Connecting Different Accounts

await _pools[1].connect(newUserSigner).approve(PROXY, MAX); – Using contract connect(signer) calls the contract via the signer specified.

Gas Costs

await proxy.connect(newUserSigner).exitswapExternAmountOut(
            _POOLS[1],
            MKR,
            amountOut,
            startingBptBalance,
            {
              gasPrice: 0
            }
        );

Setting the gasPrice to 0 like above allows me to run the transaction without spending any Eth on it. This was useful when checking Eth balance changes without having to worry about gas costs.

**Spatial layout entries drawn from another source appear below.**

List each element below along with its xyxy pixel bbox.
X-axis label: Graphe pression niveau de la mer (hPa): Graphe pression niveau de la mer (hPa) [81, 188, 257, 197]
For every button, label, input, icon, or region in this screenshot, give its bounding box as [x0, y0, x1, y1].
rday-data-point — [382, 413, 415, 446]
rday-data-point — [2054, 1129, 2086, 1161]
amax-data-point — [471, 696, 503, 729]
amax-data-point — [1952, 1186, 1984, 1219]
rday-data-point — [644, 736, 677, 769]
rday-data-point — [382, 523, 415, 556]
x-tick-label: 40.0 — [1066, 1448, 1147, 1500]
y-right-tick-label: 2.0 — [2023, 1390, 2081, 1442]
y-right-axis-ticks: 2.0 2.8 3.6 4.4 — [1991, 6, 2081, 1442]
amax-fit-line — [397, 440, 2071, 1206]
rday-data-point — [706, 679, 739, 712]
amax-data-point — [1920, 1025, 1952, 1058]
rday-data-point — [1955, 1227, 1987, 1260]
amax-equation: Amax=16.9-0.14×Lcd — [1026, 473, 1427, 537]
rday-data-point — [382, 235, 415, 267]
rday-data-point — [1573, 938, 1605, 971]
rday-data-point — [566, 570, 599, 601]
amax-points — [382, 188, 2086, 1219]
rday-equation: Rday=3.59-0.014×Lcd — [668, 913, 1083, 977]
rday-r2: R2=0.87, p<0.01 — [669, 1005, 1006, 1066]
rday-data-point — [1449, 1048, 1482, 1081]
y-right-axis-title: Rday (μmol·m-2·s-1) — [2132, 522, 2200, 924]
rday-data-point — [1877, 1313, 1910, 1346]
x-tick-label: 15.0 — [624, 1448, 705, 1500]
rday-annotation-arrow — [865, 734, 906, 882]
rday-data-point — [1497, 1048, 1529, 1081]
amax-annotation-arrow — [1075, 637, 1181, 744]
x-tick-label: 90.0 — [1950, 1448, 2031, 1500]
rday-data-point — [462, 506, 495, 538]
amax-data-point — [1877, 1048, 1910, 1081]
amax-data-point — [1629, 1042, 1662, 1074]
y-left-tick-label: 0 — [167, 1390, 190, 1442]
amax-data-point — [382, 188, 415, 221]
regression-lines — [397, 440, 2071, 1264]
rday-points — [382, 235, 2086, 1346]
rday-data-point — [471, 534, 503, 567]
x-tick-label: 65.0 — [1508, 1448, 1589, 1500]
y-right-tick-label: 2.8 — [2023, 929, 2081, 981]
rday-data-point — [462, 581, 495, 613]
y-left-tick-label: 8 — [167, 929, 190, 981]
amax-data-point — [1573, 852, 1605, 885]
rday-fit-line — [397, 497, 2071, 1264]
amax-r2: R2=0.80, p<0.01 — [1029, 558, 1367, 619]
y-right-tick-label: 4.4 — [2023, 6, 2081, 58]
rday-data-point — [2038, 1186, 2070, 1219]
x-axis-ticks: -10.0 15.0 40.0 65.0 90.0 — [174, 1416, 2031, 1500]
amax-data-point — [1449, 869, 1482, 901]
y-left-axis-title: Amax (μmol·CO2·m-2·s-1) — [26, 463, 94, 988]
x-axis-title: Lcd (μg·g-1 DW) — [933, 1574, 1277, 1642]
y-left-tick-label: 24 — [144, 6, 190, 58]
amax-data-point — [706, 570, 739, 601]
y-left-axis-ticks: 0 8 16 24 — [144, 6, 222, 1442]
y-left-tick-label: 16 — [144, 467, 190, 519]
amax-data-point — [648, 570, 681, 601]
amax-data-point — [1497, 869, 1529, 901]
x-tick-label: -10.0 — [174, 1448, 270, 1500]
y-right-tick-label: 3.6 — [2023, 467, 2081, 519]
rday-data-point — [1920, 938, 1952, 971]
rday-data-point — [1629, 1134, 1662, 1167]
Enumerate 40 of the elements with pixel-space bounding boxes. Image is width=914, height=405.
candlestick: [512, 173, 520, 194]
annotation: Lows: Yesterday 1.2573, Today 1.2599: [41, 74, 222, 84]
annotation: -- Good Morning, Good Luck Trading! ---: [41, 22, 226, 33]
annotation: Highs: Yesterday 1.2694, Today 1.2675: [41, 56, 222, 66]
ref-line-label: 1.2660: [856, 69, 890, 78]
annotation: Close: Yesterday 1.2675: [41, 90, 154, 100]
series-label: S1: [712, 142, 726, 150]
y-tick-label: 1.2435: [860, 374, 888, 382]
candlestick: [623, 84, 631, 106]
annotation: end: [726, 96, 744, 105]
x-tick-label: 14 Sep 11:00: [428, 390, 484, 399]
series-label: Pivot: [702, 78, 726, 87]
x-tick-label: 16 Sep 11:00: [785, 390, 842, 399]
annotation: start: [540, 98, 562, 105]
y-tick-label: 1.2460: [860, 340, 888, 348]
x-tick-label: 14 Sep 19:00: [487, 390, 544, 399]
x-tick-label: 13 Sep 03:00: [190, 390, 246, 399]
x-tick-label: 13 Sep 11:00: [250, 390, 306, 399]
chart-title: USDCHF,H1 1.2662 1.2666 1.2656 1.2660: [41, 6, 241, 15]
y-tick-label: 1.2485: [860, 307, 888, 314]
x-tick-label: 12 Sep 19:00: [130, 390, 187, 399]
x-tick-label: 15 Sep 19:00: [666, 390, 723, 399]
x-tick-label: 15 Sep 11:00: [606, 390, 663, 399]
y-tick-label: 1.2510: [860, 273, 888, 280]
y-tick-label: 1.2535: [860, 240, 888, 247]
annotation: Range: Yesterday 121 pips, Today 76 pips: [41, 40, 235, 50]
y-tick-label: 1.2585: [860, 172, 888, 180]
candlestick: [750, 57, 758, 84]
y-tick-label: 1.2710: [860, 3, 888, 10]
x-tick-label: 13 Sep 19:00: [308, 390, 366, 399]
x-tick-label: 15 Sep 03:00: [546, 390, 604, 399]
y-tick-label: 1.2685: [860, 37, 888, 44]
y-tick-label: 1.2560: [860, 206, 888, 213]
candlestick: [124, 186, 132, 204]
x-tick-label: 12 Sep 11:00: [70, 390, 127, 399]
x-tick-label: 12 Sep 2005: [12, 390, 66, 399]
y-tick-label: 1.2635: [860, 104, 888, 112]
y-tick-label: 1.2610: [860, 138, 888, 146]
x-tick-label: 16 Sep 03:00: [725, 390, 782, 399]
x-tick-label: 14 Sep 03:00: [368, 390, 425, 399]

Custom accounts & balances

const config: BuidlerConfig = {
  solc: {
    version: "0.5.12",
    optimizer: {
      enabled: true,
      runs: 200,
    },
  },
  networks: {
    buidlerevm: {
      blockGasLimit: 20000000,
      accounts: [
        { privateKey: '0xPrefixedPrivateKey1', balance: '1000000000000000000000000000000' },
        { privateKey: '0xPrefixedPrivateKey2', balance: '1000000000000000000000000000000' }
      ]
    },
  },
};

I needed the test accounts to have more than the 1000Eth balance set by default. In buidler.config.ts you can add accounts with custom balances like above.

Deploying

Deploying is done using scripts. First I updated my buidler.config.ts with the account/key for Kovan that will be used to deploy (i.e. must have Eth):

const config: BuidlerConfig = {
  solc: {
    version: "0.5.12",
    optimizer: {
      enabled: true,
      runs: 200,
    },
  },
  networks: {
    buidlerevm: {
      blockGasLimit: 20000000,
    }
    kovan: {
      url: `https://kovan.infura.io/v3/${process.env.INFURA}`,
      accounts: [`${process.env.KEY}`]
    }
  },
};

Then I wrote a deploy-script.js:

async function main() {
  // We get the contract to deploy
  const ExchangeProxy = await ethers.getContractFactory("ExchangeProxy");
  const WETH = '0xd0A1E359811322d97991E03f863a0C30C2cF029C';
  const exchangeProxy = await ExchangeProxy.deploy(WETH);

  await exchangeProxy.deployed();

  console.log("Proxy deployed to:", exchangeProxy.address);
}

main()
  .then(() => process.exit(0))
  .catch(error => {
    console.error(error);
    process.exit(1);
  });

Then run this using: npx buidler run --network kovan deploy-script.js

🎉 Console Logging 🎉

One of the holy grails of Solidity development and so easy to setup in this case! There are also Solidity stack traces and error messages but unfortunately there was a bug that caused this not to work for our contracts.

To get this going all you need to do is add: import "@nomiclabs/buidler/console.sol"; at the top of your contract then use console.log. More details on what kind of outputs, etc it supports are here. Lifesaver!

Hope some of this was helpful and you enjoy using it as much as me.